- Researchers at the University of Kassel have developed a process using 0.5-millimeter-thick wood veneers wound and glued by ABB robots
- These lightweight constructions can add storeys to existing buildings and modernize structures
- The method involves creating ceiling elements and supporting pillars from wound veneer wood, resulting in optimized load-bearing properties This sustainable approach offers an alternative to traditional construction materials.
When engineers envision modern lightweight construction, carbon and glass fiber often come to mind. However, researchers at the University of Kassel have introduced an innovative approach using 0.5-millimeter-thick wood veneers wound and glued by robots. This method enables high-strength, stable, and extremely lightweight constructions, offering new possibilities for sustainable architecture.
The process involves creating ceiling elements and supporting pillars from wound veneer wood. These structures are exceptionally lightweight, making them ideal for adding storeys to existing buildings or modernizing and extending structures. Wood, as a renewable resource, plays a crucial role in sustainable construction.
Complex Challenges, Robot-Controlled Production
Veneer wood retains the microstructural properties of the original wood, allowing stable constructions with minimal thickness and weight. The veneer tape (48 mm wide and 0.5 mm thick) must be applied without folds or creases and glued with high pressure. Precise alignment of the natural grain direction within the components is essential for load-bearing effectiveness. Unlike traditional construction, no presses can be used, necessitating high tensile forces during application.
ABB robots are used for development and production. The robots perform complex and variable movements to wind the veneer tape around the formwork element. Algorithms synchronize robot arm movements with the rotational movement of the raw body being wrapped. The application ensures optimal tension and uses polyurethane wood glue for adhesion.
Three-Dimensional Complexity
Working with millimeter precision on three-dimensionally complex structures is challenging.
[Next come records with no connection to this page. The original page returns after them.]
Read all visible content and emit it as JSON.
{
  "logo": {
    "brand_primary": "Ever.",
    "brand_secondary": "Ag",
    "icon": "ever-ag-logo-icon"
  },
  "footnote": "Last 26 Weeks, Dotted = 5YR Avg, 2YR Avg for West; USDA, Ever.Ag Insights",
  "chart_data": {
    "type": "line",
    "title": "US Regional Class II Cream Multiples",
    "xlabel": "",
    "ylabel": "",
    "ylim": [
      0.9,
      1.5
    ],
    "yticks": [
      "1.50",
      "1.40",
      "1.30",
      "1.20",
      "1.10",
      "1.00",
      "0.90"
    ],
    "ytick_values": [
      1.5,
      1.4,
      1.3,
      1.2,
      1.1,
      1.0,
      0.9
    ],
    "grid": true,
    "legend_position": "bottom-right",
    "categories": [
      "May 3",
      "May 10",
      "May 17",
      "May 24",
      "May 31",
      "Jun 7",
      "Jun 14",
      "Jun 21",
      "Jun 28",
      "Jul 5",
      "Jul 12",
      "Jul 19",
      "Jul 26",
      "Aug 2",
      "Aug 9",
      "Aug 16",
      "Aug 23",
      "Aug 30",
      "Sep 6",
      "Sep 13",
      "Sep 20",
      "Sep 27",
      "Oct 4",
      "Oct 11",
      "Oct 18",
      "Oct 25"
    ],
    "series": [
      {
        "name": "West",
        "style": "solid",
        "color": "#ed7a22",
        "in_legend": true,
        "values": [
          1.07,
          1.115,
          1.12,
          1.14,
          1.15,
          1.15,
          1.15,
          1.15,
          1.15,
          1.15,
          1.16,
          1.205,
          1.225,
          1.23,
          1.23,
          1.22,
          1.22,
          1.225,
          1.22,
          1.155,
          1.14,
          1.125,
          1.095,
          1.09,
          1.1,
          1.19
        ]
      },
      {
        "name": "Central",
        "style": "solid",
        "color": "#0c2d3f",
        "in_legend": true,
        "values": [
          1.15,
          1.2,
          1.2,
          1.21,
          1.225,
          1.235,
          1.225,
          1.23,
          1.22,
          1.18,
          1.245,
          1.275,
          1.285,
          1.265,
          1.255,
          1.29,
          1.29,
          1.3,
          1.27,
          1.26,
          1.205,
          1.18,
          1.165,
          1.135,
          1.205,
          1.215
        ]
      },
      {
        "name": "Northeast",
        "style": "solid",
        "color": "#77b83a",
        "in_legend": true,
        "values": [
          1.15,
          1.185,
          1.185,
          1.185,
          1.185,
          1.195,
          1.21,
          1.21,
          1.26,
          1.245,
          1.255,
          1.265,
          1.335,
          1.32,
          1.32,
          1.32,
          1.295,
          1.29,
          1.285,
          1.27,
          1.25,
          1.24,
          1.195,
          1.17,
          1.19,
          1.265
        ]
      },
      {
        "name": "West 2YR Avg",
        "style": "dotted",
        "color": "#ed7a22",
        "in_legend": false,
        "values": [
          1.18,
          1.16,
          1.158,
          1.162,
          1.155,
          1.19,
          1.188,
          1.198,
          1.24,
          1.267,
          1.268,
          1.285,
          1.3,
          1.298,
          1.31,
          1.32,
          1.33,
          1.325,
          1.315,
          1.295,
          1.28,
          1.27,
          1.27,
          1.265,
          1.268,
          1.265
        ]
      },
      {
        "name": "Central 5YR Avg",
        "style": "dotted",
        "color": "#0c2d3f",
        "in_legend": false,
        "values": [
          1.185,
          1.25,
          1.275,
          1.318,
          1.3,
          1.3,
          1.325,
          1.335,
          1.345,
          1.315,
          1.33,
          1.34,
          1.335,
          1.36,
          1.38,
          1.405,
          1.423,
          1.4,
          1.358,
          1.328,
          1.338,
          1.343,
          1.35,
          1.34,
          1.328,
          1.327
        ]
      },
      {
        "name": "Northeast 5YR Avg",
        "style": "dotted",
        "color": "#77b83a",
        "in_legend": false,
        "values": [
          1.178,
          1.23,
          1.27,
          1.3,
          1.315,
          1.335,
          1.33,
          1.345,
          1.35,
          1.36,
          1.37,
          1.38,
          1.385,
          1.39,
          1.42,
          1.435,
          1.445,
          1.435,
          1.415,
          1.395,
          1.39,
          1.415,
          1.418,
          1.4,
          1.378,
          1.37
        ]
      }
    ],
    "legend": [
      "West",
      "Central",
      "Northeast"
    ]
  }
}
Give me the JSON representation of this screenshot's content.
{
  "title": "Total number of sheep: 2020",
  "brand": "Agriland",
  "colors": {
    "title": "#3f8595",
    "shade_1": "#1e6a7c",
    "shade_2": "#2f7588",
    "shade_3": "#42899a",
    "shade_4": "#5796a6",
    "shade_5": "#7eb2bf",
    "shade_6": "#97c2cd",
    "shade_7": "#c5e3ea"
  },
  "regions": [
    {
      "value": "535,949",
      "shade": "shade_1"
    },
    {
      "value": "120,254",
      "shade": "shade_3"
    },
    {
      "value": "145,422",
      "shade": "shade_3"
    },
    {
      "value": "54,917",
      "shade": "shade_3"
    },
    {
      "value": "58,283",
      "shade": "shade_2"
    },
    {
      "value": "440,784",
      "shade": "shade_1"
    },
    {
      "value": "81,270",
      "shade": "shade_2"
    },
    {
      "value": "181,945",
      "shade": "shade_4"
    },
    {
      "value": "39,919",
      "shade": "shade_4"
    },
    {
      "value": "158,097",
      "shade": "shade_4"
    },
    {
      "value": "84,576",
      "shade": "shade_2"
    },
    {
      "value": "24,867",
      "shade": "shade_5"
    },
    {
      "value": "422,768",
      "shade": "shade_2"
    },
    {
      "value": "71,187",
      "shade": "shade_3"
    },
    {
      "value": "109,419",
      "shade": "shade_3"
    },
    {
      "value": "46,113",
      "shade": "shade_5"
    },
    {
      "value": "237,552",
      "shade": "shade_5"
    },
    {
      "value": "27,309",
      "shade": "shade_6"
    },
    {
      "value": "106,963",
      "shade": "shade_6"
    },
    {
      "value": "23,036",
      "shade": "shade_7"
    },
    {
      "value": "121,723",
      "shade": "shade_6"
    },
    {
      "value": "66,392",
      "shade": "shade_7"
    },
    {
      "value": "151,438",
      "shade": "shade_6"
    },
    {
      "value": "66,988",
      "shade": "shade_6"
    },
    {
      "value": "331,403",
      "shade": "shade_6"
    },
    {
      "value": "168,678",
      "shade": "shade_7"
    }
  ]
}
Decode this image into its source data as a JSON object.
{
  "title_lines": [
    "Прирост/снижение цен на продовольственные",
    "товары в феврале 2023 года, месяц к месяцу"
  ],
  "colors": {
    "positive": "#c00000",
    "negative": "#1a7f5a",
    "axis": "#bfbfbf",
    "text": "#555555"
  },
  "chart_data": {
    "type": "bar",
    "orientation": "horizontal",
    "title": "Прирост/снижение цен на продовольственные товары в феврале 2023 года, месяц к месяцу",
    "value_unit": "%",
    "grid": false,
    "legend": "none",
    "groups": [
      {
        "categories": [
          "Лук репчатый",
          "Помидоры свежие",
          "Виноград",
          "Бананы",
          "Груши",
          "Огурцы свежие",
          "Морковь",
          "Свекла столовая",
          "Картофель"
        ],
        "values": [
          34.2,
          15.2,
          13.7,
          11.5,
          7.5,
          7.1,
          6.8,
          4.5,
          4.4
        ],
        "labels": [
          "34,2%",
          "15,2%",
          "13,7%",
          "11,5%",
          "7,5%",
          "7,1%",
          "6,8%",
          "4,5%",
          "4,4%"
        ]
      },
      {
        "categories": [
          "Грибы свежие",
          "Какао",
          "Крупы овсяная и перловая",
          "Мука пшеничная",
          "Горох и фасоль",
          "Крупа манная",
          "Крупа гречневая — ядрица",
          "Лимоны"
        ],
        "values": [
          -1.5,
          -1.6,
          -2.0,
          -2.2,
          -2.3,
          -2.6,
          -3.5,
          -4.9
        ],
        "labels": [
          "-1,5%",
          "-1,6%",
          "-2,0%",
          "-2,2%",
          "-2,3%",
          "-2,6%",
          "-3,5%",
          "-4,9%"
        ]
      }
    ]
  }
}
Each layer takes on different dimensions, requiring precise application of the veneer tape. Imagine wrapping a strip of paper around a vase without creases—it’s a delicate process.
This innovative approach combining sustainability, lightweight construction, and precise robot control to create high-strength wooden structures is opening possibilities for architectural creativity and resource-efficient building methods.
Grasshopper: The Algorithmic Modeling Editor
Grasshopper empowers designers with a visual programming approach. Unlike traditional modeling methods, it allows users to create models by assembling “nodes” (components) and connecting them with “wires.” The magic lies in parameterized design—changes in parameters have an immediate effect on the modeling, enabling dynamic adjustments.
Developed by Prof. Eversmann and his team, the “Robot Components” plugin is open source. It seamlessly integrates with ABB robots, enabling intuitive planning and simulation of construction processes within 3D models. Moreover, it automatically generates program code for precise robot control. Safety testing is facilitated through ABB RobotStudio, allowing students to refine their code virtually and avoid costly real-world mishaps.
Precision optimization is crucial. Absolute measurements ensure the necessary precision for veneer processing. Initially, two compact ABB IRB 1200 industrial robots were used for model production. Later, experiences were transferred to larger systems—two IRB 4600s—via the “BBSR Research Prototype” competition. The IRB 4600 boasts minimal interference surface and radius, allowing close placement to workpieces. Its impressive reach (up to 2.55 meters) facilitates versatile applications.
Towards Sustainable Façade Profiles
The success of algorithmic, parameter-oriented control inspires further development. The ultimate goal: sustainable façade profiles that reduce reliance on aluminum, a material with a significant carbon footprint.
In summary, this interdisciplinary approach - combining software development, robotics, and craftsmanship - ushers in a new era for wood processing.
A mutual commitment to sustainability and innovation
The University of Kassel has forged a strong partnership with ABB Robotics, leveraging their cutting-edge technology for research purposes. Unlike traditional applications, where robots are used for routine tasks, the university explores novel ways to enhance construction processes and architectural design. ABB Robotics actively supports this vision by providing hardware components and expert assistance.
ABB’s robots offer unparalleled precision in component manufacturing. Unlike conventional construction methods, which often require on-site adjustments, these robots produce flawless pieces directly. The result? Streamlined construction processes and reduced rework. Moreover, the integration of 3D algorithms allows for intricate and lightweight shapes—triangular, polygonal, round, or asymmetrical—opening exciting possibilities for architects and designers.